To be a bit more concrete, I think there's space for a "normcore" and technology-centered La Resistance that also recognizes the politico-economic project of AI. I would argue we can start with a couple premises:
- AI models are good or really good at some things, but they're bad at some things too.
- AI companies have huge compute costs, and need to sell hard to convince folks they could eventually cover those costs. The compute and energy costs are so intensive (because the big companies have huge valuations and they don't face any pressure to become more compute-efficient) that this in turn affects broader swathes of the economy, including giving various CEOs cover to do mass layoffs as a short-term myopic thing.
From there, a measured perspective acknowledges that both these things are simultaneously true. For example:
- AI models are not good at everything out of the box. But a lot of companies need the world to believe that they are good at everything and magical, in order to make enough money to cover heavy compute costs, and so people stop protesting their data center builds.

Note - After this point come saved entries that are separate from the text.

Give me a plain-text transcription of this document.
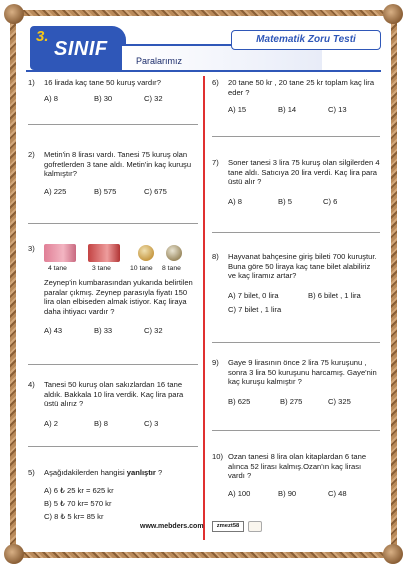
3.
SINIF
Paralarımız
Matematik Zoru Testi
1) 16 lirada kaç tane 50 kuruş vardır?
A) 8	B) 30	C) 32
2) Metin'in 8 lirası vardı. Tanesi 75 kuruş olan gofretlerden 3 tane aldı. Metin'in kaç kuruşu kalmıştır?
A) 225	B) 575	C) 675
3)
4 tane	3 tane	10 tane 8 tane
Zeynep'in kumbarasından yukarıda belirtilen paralar çıkmış. Zeynep parasıyla fiyatı 150 lira olan elbiseden almak istiyor. Kaç liraya daha ihtiyacı vardır ?
A) 43	B) 33	C) 32
4) Tanesi 50 kuruş olan sakızlardan 16 tane aldık. Bakkala 10 lira verdik. Kaç lira para üstü alırız ?
A) 2	B) 8	C) 3
5) Aşağıdakilerden hangisi yanlıştır ?
A) 6 ₺ 25 kr = 625 kr
B) 5 ₺ 70 kr= 570 kr
C) 8 ₺ 5 kr= 85 kr
6) 20 tane 50 kr , 20 tane 25 kr toplam kaç lira eder ?
A) 15	B) 14	C) 13
7) Soner tanesi 3 lira 75 kuruş olan silgilerden 4 tane aldı. Satıcıya 20 lira verdi. Kaç lira para üstü alır ?
A) 8	B) 5	C) 6
8) Hayvanat bahçesine giriş bileti 700 kuruştur. Buna göre 50 liraya kaç tane bilet alabiliriz ve kaç liramız artar?
A) 7 bilet, 0 lira	B) 6 bilet , 1 lira
C) 7 bilet , 1 lira
9) Gaye 9 lirasının önce 2 lira 75 kuruşunu , sonra 3 lira 50 kuruşunu harcamış. Gaye'nin kaç kuruşu kalmıştır ?
B) 625	B) 275	C) 325
10) Ozan tanesi 8 lira olan kitaplardan 6 tane alınca 52 lirası kalmış.Ozan'ın kaç lirası vardı ?
A) 100	B) 90	C) 48
www.mebders.com	zmezt58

- There's a lot of ways to achieve important impact with AI. Some are more efficient than others. Some ways are PR for companies. Companies starting leaderboards to reward employees for using the most AI is not the most efficient way to achieve impact with AI, and is probably so that they can brag about "innovation".
More importantly - I'm guessing here - but I would peg the modal academic in responsible AI, who is not explicitly a critical theorist, somewhere in this middle ground rather than at these extremes ("AI is a scam"). I'd actually love to see a survey or a more comprehensive poll of what people are thinking.
Thank you for sharing your thoughtful perspective!
I agree that more careful strategizing is needed to realize responsible improvements from AI. I'd love to see more community discussion like yours hashing out these difficult but crucial questions for moving forward. I think it's even more helpful for us all to be super precise about what exactly we disagree with; it's the only way out of the current schisms.